Andy Gregory25 April 2022 19:54
David Lammy brands sexist claims against Angela Rayner ‘a disgrace’
David Lammy has described the sexist claims made against his Labour colleague Angela Rayner in the Mail on Sunday “a disgrace”.
Labour’s shadow foreign secretary told Andrew Marr on LBC: “It’s an utter, utter disgrace. It puts women off politics, should never in my view have made the newspaper in the first place.
“The MPs around it should be identified and found, frankly. It was horrendous, absolutely horrendous, and I felt in total solidarity with Angela for finding herself in that situation.”
Andy Gregory25 April 2022 19:35
Opinion | It’s time to ditch Boris Johnson, the king of chaos
In his latest column, our associate editor Sean O’Grady responds to reports suggesting, in his words, “that Sue Gray’s report into the widespread criminality in Downing Street during lockdown is so dire in its details that it will finish off Boris Johnson for good, like a dose of Domestos down the loo”.
He writes: “Oliver Dowden, the over-promoted Conservative Party chairman who gives cynicism a bad name, says that removing Johnson from Downing Street would lead to “instability and uncertainty” in the country. Erm, what does Oliver think has been going on ever since Johnson became prime minister, indeed entered public life? He is the king of chaos, the crown prince of scandal, the president of peccadillos.
“As Keir Starmer put it, dissembling on the grandest scale possible is the whole point of Johnson – not some glitch in the system. Getting shot of Johnson would help to end the uncertainty and unpredictability, because he, personally, is at the heart of it.
“Breaching the lockdown rules wasn’t an aberration from a lifetime of probity and chastity. He isn’t Justin Welby. Johnson’s whole life has been “opposite of the nature of god”, not just his mad policy to transport innocent people to Rwanda.”

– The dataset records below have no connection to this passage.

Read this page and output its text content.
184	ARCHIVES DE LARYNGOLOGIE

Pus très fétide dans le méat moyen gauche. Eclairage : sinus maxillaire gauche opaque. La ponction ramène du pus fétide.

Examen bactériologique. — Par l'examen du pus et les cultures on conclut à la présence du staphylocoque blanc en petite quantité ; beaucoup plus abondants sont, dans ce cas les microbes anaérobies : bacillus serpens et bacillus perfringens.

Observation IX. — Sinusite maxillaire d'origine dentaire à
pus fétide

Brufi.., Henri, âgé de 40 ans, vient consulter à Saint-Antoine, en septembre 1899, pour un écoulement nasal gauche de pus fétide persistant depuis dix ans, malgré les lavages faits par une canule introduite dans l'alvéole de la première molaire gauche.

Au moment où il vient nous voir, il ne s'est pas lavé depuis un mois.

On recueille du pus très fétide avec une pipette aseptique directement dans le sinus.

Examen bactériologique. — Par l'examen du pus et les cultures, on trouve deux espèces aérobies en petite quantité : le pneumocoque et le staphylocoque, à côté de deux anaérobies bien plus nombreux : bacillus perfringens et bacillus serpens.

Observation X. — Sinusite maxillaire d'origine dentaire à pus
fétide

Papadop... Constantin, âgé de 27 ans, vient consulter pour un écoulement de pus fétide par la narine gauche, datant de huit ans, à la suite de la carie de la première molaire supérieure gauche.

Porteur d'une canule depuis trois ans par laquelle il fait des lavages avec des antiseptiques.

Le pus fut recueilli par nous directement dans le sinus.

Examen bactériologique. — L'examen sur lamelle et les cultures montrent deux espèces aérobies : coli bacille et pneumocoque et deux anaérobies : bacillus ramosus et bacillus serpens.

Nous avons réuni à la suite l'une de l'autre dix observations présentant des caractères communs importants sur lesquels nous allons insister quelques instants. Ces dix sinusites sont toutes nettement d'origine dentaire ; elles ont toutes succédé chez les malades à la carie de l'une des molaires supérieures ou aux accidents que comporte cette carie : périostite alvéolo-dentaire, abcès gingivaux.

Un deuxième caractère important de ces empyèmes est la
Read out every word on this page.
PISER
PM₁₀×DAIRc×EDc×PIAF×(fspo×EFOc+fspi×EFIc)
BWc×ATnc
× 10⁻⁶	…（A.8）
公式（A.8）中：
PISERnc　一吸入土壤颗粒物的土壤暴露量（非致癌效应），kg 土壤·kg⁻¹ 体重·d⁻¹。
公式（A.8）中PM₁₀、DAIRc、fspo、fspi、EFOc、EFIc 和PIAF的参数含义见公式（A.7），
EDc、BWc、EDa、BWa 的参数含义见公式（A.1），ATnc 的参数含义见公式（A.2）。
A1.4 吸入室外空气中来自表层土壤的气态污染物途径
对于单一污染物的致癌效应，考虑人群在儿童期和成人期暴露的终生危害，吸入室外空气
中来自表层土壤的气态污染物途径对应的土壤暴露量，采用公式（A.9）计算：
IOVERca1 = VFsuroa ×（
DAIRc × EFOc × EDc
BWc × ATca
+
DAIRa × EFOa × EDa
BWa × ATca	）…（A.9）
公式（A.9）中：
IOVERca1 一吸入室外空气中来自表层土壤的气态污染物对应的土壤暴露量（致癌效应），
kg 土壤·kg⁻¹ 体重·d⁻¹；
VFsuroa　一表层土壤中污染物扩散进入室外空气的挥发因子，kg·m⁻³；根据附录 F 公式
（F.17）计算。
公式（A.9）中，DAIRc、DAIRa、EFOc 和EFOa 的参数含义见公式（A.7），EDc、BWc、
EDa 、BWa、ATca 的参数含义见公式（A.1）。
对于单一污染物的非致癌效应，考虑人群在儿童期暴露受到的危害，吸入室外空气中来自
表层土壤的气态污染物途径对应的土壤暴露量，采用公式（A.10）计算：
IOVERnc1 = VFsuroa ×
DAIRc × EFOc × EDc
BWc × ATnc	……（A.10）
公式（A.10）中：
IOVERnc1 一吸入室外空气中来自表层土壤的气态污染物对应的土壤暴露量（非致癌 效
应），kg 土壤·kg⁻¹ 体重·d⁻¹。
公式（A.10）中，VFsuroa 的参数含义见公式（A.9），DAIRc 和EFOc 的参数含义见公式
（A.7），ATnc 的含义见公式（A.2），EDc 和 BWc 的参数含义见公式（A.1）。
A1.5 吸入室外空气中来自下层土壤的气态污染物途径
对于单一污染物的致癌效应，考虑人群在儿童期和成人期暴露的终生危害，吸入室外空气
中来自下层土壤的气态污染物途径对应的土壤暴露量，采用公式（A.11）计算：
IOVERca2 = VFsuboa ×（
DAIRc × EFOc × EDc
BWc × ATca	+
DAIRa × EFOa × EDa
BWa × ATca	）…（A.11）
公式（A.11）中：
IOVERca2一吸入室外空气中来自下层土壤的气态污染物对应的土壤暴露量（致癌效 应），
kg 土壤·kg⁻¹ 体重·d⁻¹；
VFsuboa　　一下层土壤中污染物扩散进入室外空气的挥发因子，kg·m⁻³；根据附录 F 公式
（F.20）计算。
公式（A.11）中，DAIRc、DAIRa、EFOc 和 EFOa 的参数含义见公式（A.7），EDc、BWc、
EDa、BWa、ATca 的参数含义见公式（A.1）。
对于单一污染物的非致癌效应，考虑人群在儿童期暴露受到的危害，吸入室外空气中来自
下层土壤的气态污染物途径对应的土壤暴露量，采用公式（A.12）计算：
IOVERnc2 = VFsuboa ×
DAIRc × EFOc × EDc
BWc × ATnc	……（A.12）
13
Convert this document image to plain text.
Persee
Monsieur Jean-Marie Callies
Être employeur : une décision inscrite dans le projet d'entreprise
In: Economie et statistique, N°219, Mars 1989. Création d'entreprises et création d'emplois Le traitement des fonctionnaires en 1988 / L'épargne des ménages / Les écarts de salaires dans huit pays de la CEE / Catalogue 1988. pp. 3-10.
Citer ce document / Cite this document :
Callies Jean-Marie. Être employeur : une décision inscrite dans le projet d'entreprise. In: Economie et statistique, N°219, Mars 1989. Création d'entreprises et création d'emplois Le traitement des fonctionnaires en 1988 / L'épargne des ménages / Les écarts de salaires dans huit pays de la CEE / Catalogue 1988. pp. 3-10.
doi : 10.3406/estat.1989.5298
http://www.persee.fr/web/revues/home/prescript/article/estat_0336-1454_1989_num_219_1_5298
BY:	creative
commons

You can read his thinking in full here:
Andy Gregory25 April 2022 19:20
New TalkTV channel set to go on-air at 7pm
The new TalkTV channel is set to go live imminently, a venture Rupert Murdoch surely hopes will shake up the orthodoxy of British television – if not the country’s political landscape.
Following hot on the heels of GB News, whose launch last June was plagued by technical difficulties, the channel is expected to go on-air at 7pm, with Piers Morgan’s interview with Donald Trump set to be broadcast an hour later.